In Syria, Bashar al-Assad’s autocratic regime conducts war crimes to a great extent, similar to that of Vladimir Putin. In the currently ongoing Syrian civil war, attacks have been targeted at its own population; chemical weapons such as “chlorine gas, sarin and sulfur mustard gas” have been used against Syrian civilians, with “al-Assad’s regime carrying out 98 percent of them” (NPR). Repression in Syria persists, however more recently a high-ranking Syrian military official, Anwar Raslan, “has [been] sentenced to life in prison for crimes against humanity” (BBC). He has been “linked to the torture of over 4,000 people in Syria’s civil war in a jail known as “Hell on Earth” (BBC). 
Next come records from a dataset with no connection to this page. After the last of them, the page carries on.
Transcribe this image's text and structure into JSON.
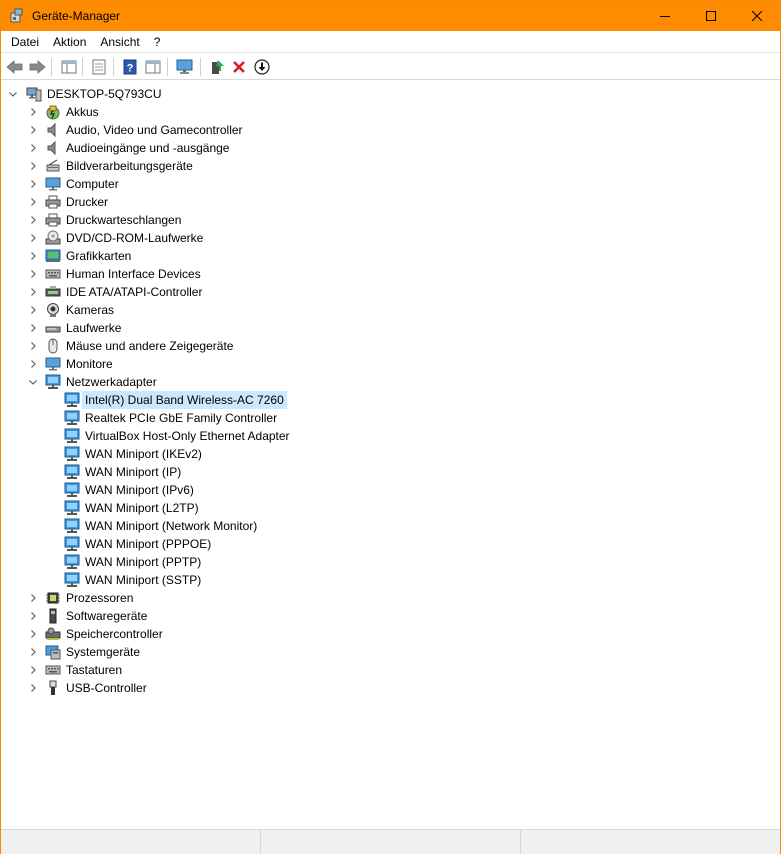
{
  "window": {
    "title": "Geräte-Manager"
  },
  "menu": [
    "Datei",
    "Aktion",
    "Ansicht",
    "?"
  ],
  "toolbar": [
    {
      "name": "back-button",
      "icon": "arrow-left-icon"
    },
    {
      "name": "forward-button",
      "icon": "arrow-right-icon"
    },
    {
      "name": "show-hide-tree-button",
      "icon": "console-tree-icon"
    },
    {
      "name": "properties-button",
      "icon": "properties-icon"
    },
    {
      "name": "help-button",
      "icon": "help-icon"
    },
    {
      "name": "action-pane-button",
      "icon": "action-pane-icon"
    },
    {
      "name": "scan-hardware-button",
      "icon": "monitor-scan-icon"
    },
    {
      "name": "update-driver-button",
      "icon": "update-driver-icon"
    },
    {
      "name": "uninstall-device-button",
      "icon": "red-x-icon"
    },
    {
      "name": "disable-device-button",
      "icon": "down-arrow-circle-icon"
    }
  ],
  "tree": {
    "root": "DESKTOP-5Q793CU",
    "categories_before": [
      {
        "label": "Akkus",
        "icon": "battery-icon"
      },
      {
        "label": "Audio, Video und Gamecontroller",
        "icon": "speaker-icon"
      },
      {
        "label": "Audioeingänge und -ausgänge",
        "icon": "speaker-icon"
      },
      {
        "label": "Bildverarbeitungsgeräte",
        "icon": "scanner-icon"
      },
      {
        "label": "Computer",
        "icon": "monitor-icon"
      },
      {
        "label": "Drucker",
        "icon": "printer-icon"
      },
      {
        "label": "Druckwarteschlangen",
        "icon": "printer-icon"
      },
      {
        "label": "DVD/CD-ROM-Laufwerke",
        "icon": "disc-drive-icon"
      },
      {
        "label": "Grafikkarten",
        "icon": "display-adapter-icon"
      },
      {
        "label": "Human Interface Devices",
        "icon": "keyboard-icon"
      },
      {
        "label": "IDE ATA/ATAPI-Controller",
        "icon": "ide-controller-icon"
      },
      {
        "label": "Kameras",
        "icon": "camera-icon"
      },
      {
        "label": "Laufwerke",
        "icon": "drive-icon"
      },
      {
        "label": "Mäuse und andere Zeigegeräte",
        "icon": "mouse-icon"
      },
      {
        "label": "Monitore",
        "icon": "monitor-icon"
      }
    ],
    "network": {
      "label": "Netzwerkadapter",
      "icon": "network-adapter-icon",
      "children": [
        "Intel(R) Dual Band Wireless-AC 7260",
        "Realtek PCIe GbE Family Controller",
        "VirtualBox Host-Only Ethernet Adapter",
        "WAN Miniport (IKEv2)",
        "WAN Miniport (IP)",
        "WAN Miniport (IPv6)",
        "WAN Miniport (L2TP)",
        "WAN Miniport (Network Monitor)",
        "WAN Miniport (PPPOE)",
        "WAN Miniport (PPTP)",
        "WAN Miniport (SSTP)"
      ],
      "selected_index": 0
    },
    "categories_after": [
      {
        "label": "Prozessoren",
        "icon": "processor-icon"
      },
      {
        "label": "Softwaregeräte",
        "icon": "software-device-icon"
      },
      {
        "label": "Speichercontroller",
        "icon": "storage-controller-icon"
      },
      {
        "label": "Systemgeräte",
        "icon": "system-device-icon"
      },
      {
        "label": "Tastaturen",
        "icon": "keyboard-icon"
      },
      {
        "label": "USB-Controller",
        "icon": "usb-icon"
      }
    ]
  },
  "colors": {
    "titlebar": "#ff8c00",
    "selection": "#cce8ff"
  }
}
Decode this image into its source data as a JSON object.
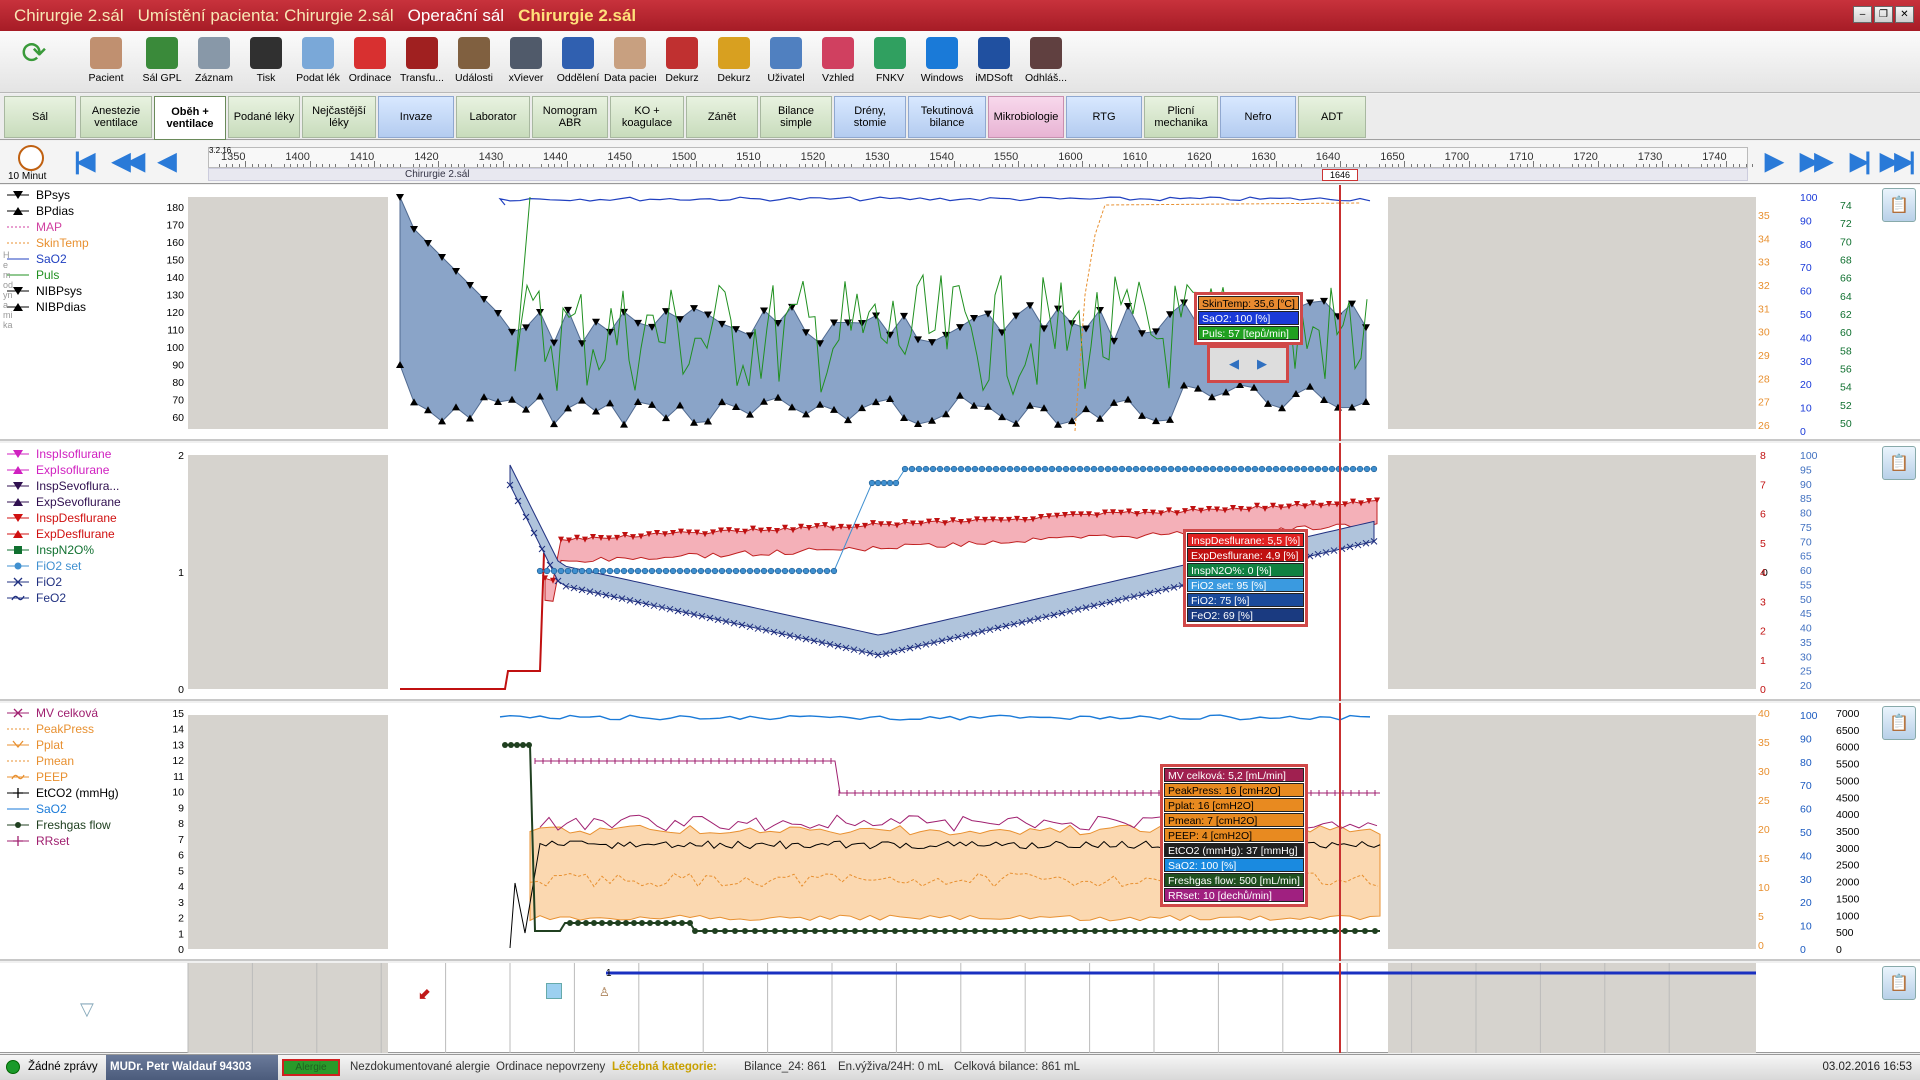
{
  "window": {
    "title_parts": [
      "Chirurgie 2.sál",
      "Umístění pacienta: Chirurgie 2.sál",
      "Operační sál",
      "Chirurgie 2.sál"
    ]
  },
  "toolbar": {
    "items": [
      {
        "label": "",
        "icon": "refresh-icon",
        "color": "#3a9a3a"
      },
      {
        "label": "Pacient",
        "icon": "patient-icon",
        "color": "#c09070"
      },
      {
        "label": "Sál GPL",
        "icon": "folder-icon",
        "color": "#3a8a3a"
      },
      {
        "label": "Záznam",
        "icon": "record-icon",
        "color": "#8898a8"
      },
      {
        "label": "Tisk",
        "icon": "printer-icon",
        "color": "#303030"
      },
      {
        "label": "Podat lék",
        "icon": "syringe-icon",
        "color": "#7aa8d8"
      },
      {
        "label": "Ordinace",
        "icon": "alarm-clock-icon",
        "color": "#d83030"
      },
      {
        "label": "Transfu...",
        "icon": "blood-bag-icon",
        "color": "#a02020"
      },
      {
        "label": "Události",
        "icon": "person-event-icon",
        "color": "#806040"
      },
      {
        "label": "xViever",
        "icon": "xray-icon",
        "color": "#505a6a"
      },
      {
        "label": "Oddělení",
        "icon": "department-icon",
        "color": "#3060b0"
      },
      {
        "label": "Data pacienta",
        "icon": "patient-data-icon",
        "color": "#c8a080"
      },
      {
        "label": "Dekurz",
        "icon": "books-red-icon",
        "color": "#c03030"
      },
      {
        "label": "Dekurz",
        "icon": "books-yellow-icon",
        "color": "#d8a020"
      },
      {
        "label": "Uživatel",
        "icon": "user-icon",
        "color": "#5080c0"
      },
      {
        "label": "Vzhled",
        "icon": "palette-icon",
        "color": "#d04060"
      },
      {
        "label": "FNKV",
        "icon": "fnkv-logo-icon",
        "color": "#30a060"
      },
      {
        "label": "Windows",
        "icon": "windows-logo-icon",
        "color": "#1a7ad8"
      },
      {
        "label": "iMDSoft",
        "icon": "imdsoft-logo-icon",
        "color": "#2050a0"
      },
      {
        "label": "Odhláš...",
        "icon": "logout-icon",
        "color": "#604040"
      }
    ]
  },
  "tabs": [
    {
      "label": "Sál",
      "style": "green"
    },
    {
      "label": "Anestezie ventilace",
      "style": "green"
    },
    {
      "label": "Oběh + ventilace",
      "style": "active"
    },
    {
      "label": "Podané léky",
      "style": "green"
    },
    {
      "label": "Nejčastější léky",
      "style": "green"
    },
    {
      "label": "Invaze",
      "style": "blue"
    },
    {
      "label": "Laborator",
      "style": "green"
    },
    {
      "label": "Nomogram ABR",
      "style": "green"
    },
    {
      "label": "KO + koagulace",
      "style": "green"
    },
    {
      "label": "Zánět",
      "style": "green"
    },
    {
      "label": "Bilance simple",
      "style": "green"
    },
    {
      "label": "Drény, stomie",
      "style": "blue"
    },
    {
      "label": "Tekutinová bilance",
      "style": "blue"
    },
    {
      "label": "Mikrobiologie",
      "style": "pink"
    },
    {
      "label": "RTG",
      "style": "blue"
    },
    {
      "label": "Plicní mechanika",
      "style": "green"
    },
    {
      "label": "Nefro",
      "style": "blue"
    },
    {
      "label": "ADT",
      "style": "green"
    }
  ],
  "ruler": {
    "interval": "10 Minut",
    "date": "3.2.16",
    "ticks": [
      "1350",
      "1400",
      "1410",
      "1420",
      "1430",
      "1440",
      "1450",
      "1500",
      "1510",
      "1520",
      "1530",
      "1540",
      "1550",
      "1600",
      "1610",
      "1620",
      "1630",
      "1640",
      "1650",
      "1700",
      "1710",
      "1720",
      "1730",
      "1740"
    ],
    "location": "Chirurgie 2.sál",
    "cursor_time": "1646"
  },
  "hemo": {
    "legend": [
      {
        "label": "BPsys",
        "color": "#000000",
        "marker": "tri-down"
      },
      {
        "label": "BPdias",
        "color": "#000000",
        "marker": "tri-up"
      },
      {
        "label": "MAP",
        "color": "#d040a0",
        "marker": "dash"
      },
      {
        "label": "SkinTemp",
        "color": "#e89030",
        "marker": "dash"
      },
      {
        "label": "SaO2",
        "color": "#2040c0",
        "marker": "line"
      },
      {
        "label": "Puls",
        "color": "#209020",
        "marker": "line"
      },
      {
        "label": "NIBPsys",
        "color": "#000000",
        "marker": "tri-down"
      },
      {
        "label": "NIBPdias",
        "color": "#000000",
        "marker": "tri-up"
      }
    ],
    "side_label": "Hemodynamika",
    "y_left": [
      "180",
      "170",
      "160",
      "150",
      "140",
      "130",
      "120",
      "110",
      "100",
      "90",
      "80",
      "70",
      "60"
    ],
    "y_temp": [
      "35",
      "34",
      "33",
      "32",
      "31",
      "30",
      "29",
      "28",
      "27",
      "26"
    ],
    "y_sao2": [
      "100",
      "90",
      "80",
      "70",
      "60",
      "50",
      "40",
      "30",
      "20",
      "10",
      "0"
    ],
    "y_puls": [
      "74",
      "72",
      "70",
      "68",
      "66",
      "64",
      "62",
      "60",
      "58",
      "56",
      "54",
      "52",
      "50"
    ],
    "tooltip": [
      {
        "text": "SkinTemp: 35,6 [°C]",
        "bg": "#e88a30",
        "fg": "#000000"
      },
      {
        "text": "SaO2: 100 [%]",
        "bg": "#1a3ad8",
        "fg": "#ffffff"
      },
      {
        "text": "Puls: 57 [tepů/min]",
        "bg": "#20a020",
        "fg": "#ffffff"
      }
    ]
  },
  "vent": {
    "legend": [
      {
        "label": "InspIsoflurane",
        "color": "#d020c0",
        "marker": "tri-down"
      },
      {
        "label": "ExpIsoflurane",
        "color": "#d020c0",
        "marker": "tri-up"
      },
      {
        "label": "InspSevoflura...",
        "color": "#301050",
        "marker": "tri-down"
      },
      {
        "label": "ExpSevoflurane",
        "color": "#301050",
        "marker": "tri-up"
      },
      {
        "label": "InspDesflurane",
        "color": "#d01010",
        "marker": "tri-down"
      },
      {
        "label": "ExpDesflurane",
        "color": "#d01010",
        "marker": "tri-up"
      },
      {
        "label": "InspN2O%",
        "color": "#107030",
        "marker": "square"
      },
      {
        "label": "FiO2 set",
        "color": "#4090d0",
        "marker": "circle"
      },
      {
        "label": "FiO2",
        "color": "#203080",
        "marker": "x"
      },
      {
        "label": "FeO2",
        "color": "#203080",
        "marker": "tilde"
      }
    ],
    "y_left": [
      "2",
      "1",
      "0"
    ],
    "y_mid": [
      "0"
    ],
    "y_red": [
      "8",
      "7",
      "6",
      "5",
      "4",
      "3",
      "2",
      "1",
      "0"
    ],
    "y_right": [
      "100",
      "95",
      "90",
      "85",
      "80",
      "75",
      "70",
      "65",
      "60",
      "55",
      "50",
      "45",
      "40",
      "35",
      "30",
      "25",
      "20"
    ],
    "tooltip": [
      {
        "text": "InspDesflurane: 5,5 [%]",
        "bg": "#e02020",
        "fg": "#ffffff"
      },
      {
        "text": "ExpDesflurane: 4,9 [%]",
        "bg": "#c01010",
        "fg": "#ffffff"
      },
      {
        "text": "InspN2O%: 0 [%]",
        "bg": "#108040",
        "fg": "#ffffff"
      },
      {
        "text": "FiO2 set: 95 [%]",
        "bg": "#3a9ae0",
        "fg": "#ffffff"
      },
      {
        "text": "FiO2: 75 [%]",
        "bg": "#1a4a9a",
        "fg": "#ffffff"
      },
      {
        "text": "FeO2: 69 [%]",
        "bg": "#1a3a80",
        "fg": "#ffffff"
      }
    ]
  },
  "resp": {
    "legend": [
      {
        "label": "MV celková",
        "color": "#a02070",
        "marker": "x"
      },
      {
        "label": "PeakPress",
        "color": "#e89030",
        "marker": "dash"
      },
      {
        "label": "Pplat",
        "color": "#e89030",
        "marker": "v"
      },
      {
        "label": "Pmean",
        "color": "#e89030",
        "marker": "dash"
      },
      {
        "label": "PEEP",
        "color": "#e89030",
        "marker": "tilde"
      },
      {
        "label": "EtCO2 (mmHg)",
        "color": "#000000",
        "marker": "plus"
      },
      {
        "label": "SaO2",
        "color": "#1a7ad8",
        "marker": "line"
      },
      {
        "label": "Freshgas flow",
        "color": "#204020",
        "marker": "dot"
      },
      {
        "label": "RRset",
        "color": "#a02070",
        "marker": "plus"
      }
    ],
    "y_left": [
      "15",
      "14",
      "13",
      "12",
      "11",
      "10",
      "9",
      "8",
      "7",
      "6",
      "5",
      "4",
      "3",
      "2",
      "1",
      "0"
    ],
    "y_press": [
      "40",
      "35",
      "30",
      "25",
      "20",
      "15",
      "10",
      "5",
      "0"
    ],
    "y_sao2": [
      "100",
      "90",
      "80",
      "70",
      "60",
      "50",
      "40",
      "30",
      "20",
      "10",
      "0"
    ],
    "y_flow": [
      "7000",
      "6500",
      "6000",
      "5500",
      "5000",
      "4500",
      "4000",
      "3500",
      "3000",
      "2500",
      "2000",
      "1500",
      "1000",
      "500",
      "0"
    ],
    "tooltip": [
      {
        "text": "MV celková: 5,2 [mL/min]",
        "bg": "#a02050",
        "fg": "#ffffff"
      },
      {
        "text": "PeakPress: 16 [cmH2O]",
        "bg": "#e88a20",
        "fg": "#000000"
      },
      {
        "text": "Pplat: 16 [cmH2O]",
        "bg": "#e88a20",
        "fg": "#000000"
      },
      {
        "text": "Pmean: 7 [cmH2O]",
        "bg": "#e88a20",
        "fg": "#000000"
      },
      {
        "text": "PEEP: 4 [cmH2O]",
        "bg": "#e88a20",
        "fg": "#000000"
      },
      {
        "text": "EtCO2 (mmHg): 37 [mmHg]",
        "bg": "#202020",
        "fg": "#ffffff"
      },
      {
        "text": "SaO2: 100 [%]",
        "bg": "#1a8ae0",
        "fg": "#ffffff"
      },
      {
        "text": "Freshgas flow: 500 [mL/min]",
        "bg": "#205020",
        "fg": "#ffffff"
      },
      {
        "text": "RRset: 10 [dechů/min]",
        "bg": "#a02080",
        "fg": "#ffffff"
      }
    ]
  },
  "events": {
    "marker_label": "1"
  },
  "status": {
    "messages": "Žádné zprávy",
    "doctor": "MUDr. Petr Waldauf  94303",
    "allergy_badge": "Alergie",
    "allergy": "Nezdokumentované alergie",
    "orders": "Ordinace nepovrzeny",
    "category_label": "Léčebná kategorie:",
    "bilance24": "Bilance_24: 861",
    "nutrition": "En.výživa/24H: 0 mL",
    "total": "Celková bilance: 861 mL",
    "datetime": "03.02.2016 16:53"
  }
}
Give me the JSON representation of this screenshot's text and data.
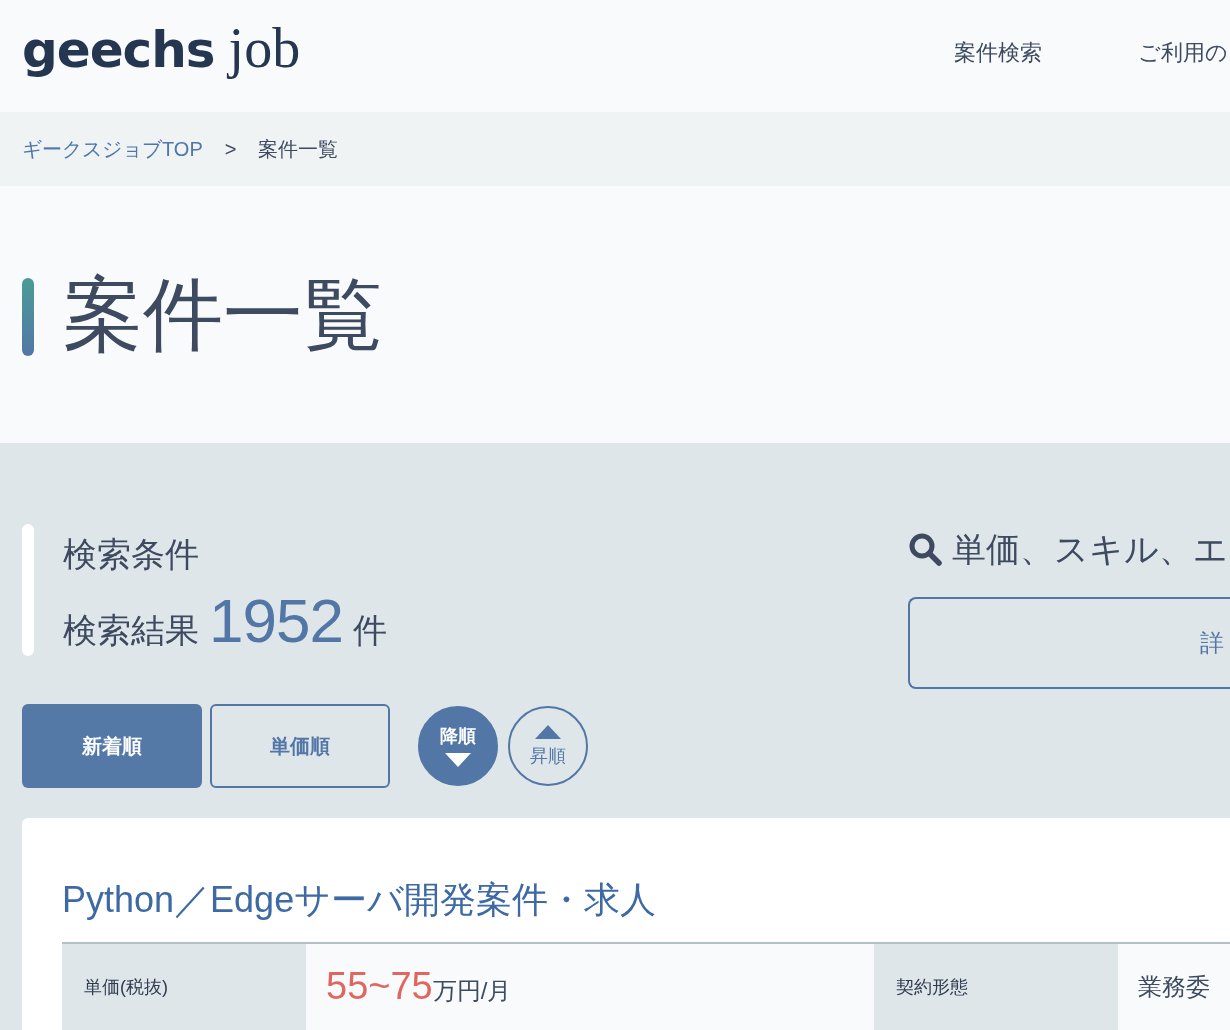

The sentencing of this Syrian colonel allows for a renewed hope in the international prosecution of others linked to war crimes, most notably Vladimir Putin. Employing tools such as the International Court of Justice (ICJ) can provide a platform by which Democracy’s supporters can impose legal action against autocratic regimes. Such action has already been taken, as on March 16 “, the ICJ ruled that Russia “shall immediately suspend the military operations that it commenced on 24 February” (United Nations). However, the Russian army has not abided by this ruling, as the court-sanctioned withdrawal has evidently not taken place; the authority of institutions seeking to maintain a global democratic order is often disregarded by authoritarian governments, as demonstrated by Russia’s apathetic response to the ICJ’s decision.

This repudiation of the liberal world order positions Russia in an ideologically similar edifice as that of China. China’s leader Xi Jinping met with Vladimir Putin “at the Olympics in early February, which deepened the two countries’ diplomatic ties and asserted that the friendship between them ¨has no limits¨” (Harvard Magazine). While currently nascent, a stronger relationship between these two powerful authoritarian nations could damage the grip that democracy has on international geopolitics, a grip that continues to increase in tenuousness as autocratic regimes become more influential on a global scale.

Vladimir Putin’s incursion upon Ukraine is of particular interest right now, and through the extensively-reported on violations of the Ukrainian people by the Russian government we can learn how authoritarian nations execute domestic policy and conduct foreign relations. As autocracy expands globally, measured and effective response from countries like the United States is necessary in order to sustain a cohesive democratic order.